Revers dans la campagne de Kamala Harris après que Biden a traité les partisans de Trump de « désordures »

Un faux pas du président des États-Unis, Joe Biden, qui a qualifié mardi les partisans de Donald Trump de « décheres », a provoqué un revers dans la campagne présidentielle démocrate de Kamala Harris, qui a déjà censuré le commentaire.

Biden a fait le commentaire controversé mardi soir lors d’une interview sur CNN, dans laquelle il a défendu Porto Rico après qu’un humoriste l’ait qualifié d’ »ile flottante de déchets » lors d’un grand rassemblement de Trump ce week-end à New York.

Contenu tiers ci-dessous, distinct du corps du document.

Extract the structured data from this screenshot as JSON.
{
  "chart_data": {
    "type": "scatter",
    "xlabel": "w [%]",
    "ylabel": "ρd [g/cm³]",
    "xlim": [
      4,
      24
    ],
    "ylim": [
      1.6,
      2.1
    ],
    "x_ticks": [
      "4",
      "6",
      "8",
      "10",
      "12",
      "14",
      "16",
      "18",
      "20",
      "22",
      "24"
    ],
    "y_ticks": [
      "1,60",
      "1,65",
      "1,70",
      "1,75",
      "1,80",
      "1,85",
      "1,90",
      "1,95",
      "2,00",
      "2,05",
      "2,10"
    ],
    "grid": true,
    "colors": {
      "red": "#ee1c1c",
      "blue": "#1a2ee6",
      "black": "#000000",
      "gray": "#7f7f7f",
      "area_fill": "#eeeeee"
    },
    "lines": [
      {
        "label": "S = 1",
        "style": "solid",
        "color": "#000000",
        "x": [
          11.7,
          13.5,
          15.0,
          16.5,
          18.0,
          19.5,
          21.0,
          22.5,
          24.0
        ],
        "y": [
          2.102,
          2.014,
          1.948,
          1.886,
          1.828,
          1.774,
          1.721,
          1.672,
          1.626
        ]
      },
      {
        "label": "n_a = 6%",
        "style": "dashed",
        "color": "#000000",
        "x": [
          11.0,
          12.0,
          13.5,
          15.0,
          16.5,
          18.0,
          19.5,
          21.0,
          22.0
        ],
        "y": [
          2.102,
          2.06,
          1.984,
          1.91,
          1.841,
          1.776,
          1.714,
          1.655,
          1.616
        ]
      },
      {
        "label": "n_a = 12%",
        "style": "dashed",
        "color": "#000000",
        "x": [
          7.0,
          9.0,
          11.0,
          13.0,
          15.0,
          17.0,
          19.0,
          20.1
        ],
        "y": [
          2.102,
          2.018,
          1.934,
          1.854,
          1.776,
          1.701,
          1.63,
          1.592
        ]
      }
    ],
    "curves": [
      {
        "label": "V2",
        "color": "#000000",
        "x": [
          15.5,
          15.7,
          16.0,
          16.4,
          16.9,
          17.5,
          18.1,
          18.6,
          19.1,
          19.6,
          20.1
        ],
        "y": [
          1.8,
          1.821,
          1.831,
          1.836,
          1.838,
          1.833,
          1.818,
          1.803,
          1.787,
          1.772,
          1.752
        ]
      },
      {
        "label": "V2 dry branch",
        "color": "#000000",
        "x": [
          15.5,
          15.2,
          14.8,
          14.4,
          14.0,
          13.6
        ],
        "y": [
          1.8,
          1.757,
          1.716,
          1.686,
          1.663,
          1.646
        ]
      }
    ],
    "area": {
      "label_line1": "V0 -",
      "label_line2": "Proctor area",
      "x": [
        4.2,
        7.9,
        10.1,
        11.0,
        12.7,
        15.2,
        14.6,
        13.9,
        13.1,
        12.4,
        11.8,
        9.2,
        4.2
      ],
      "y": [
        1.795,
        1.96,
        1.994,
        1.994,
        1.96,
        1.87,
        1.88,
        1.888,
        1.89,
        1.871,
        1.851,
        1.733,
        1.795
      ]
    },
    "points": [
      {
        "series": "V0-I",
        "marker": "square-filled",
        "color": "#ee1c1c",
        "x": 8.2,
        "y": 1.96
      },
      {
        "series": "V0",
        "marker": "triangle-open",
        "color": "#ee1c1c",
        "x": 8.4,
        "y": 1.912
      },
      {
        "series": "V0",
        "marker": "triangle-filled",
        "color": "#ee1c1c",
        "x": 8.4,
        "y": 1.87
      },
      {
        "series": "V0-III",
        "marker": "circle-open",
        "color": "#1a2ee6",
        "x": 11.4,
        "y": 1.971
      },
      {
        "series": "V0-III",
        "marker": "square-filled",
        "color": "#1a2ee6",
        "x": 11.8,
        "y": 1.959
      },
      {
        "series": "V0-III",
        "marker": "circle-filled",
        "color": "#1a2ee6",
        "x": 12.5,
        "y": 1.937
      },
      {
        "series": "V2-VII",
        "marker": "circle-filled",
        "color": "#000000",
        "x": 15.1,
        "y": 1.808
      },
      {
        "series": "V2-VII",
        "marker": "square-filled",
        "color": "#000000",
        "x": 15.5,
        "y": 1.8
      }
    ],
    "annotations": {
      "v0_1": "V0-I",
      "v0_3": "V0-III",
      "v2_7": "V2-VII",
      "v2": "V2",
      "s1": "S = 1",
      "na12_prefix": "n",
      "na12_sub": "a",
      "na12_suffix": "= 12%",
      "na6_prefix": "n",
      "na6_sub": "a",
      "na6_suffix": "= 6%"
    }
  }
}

« Laissez-moi vous dire quelque chose. (…) Les seules ordures que je vois flotter là-bas, ce sont ses partisans », a déclaré Biden, des mots que la Maison Blanche a modifiés dans la transcription de l’interview pour souligner que le président a traité l’humoriste de « déchets » et non les partisans.

Trump répond à Biden

Trump a insisté mercredi pour réfuter les critiques de l’actuel président, Joe Biden, affirmant que ses partisans sont supérieurs à ceux du démocrate.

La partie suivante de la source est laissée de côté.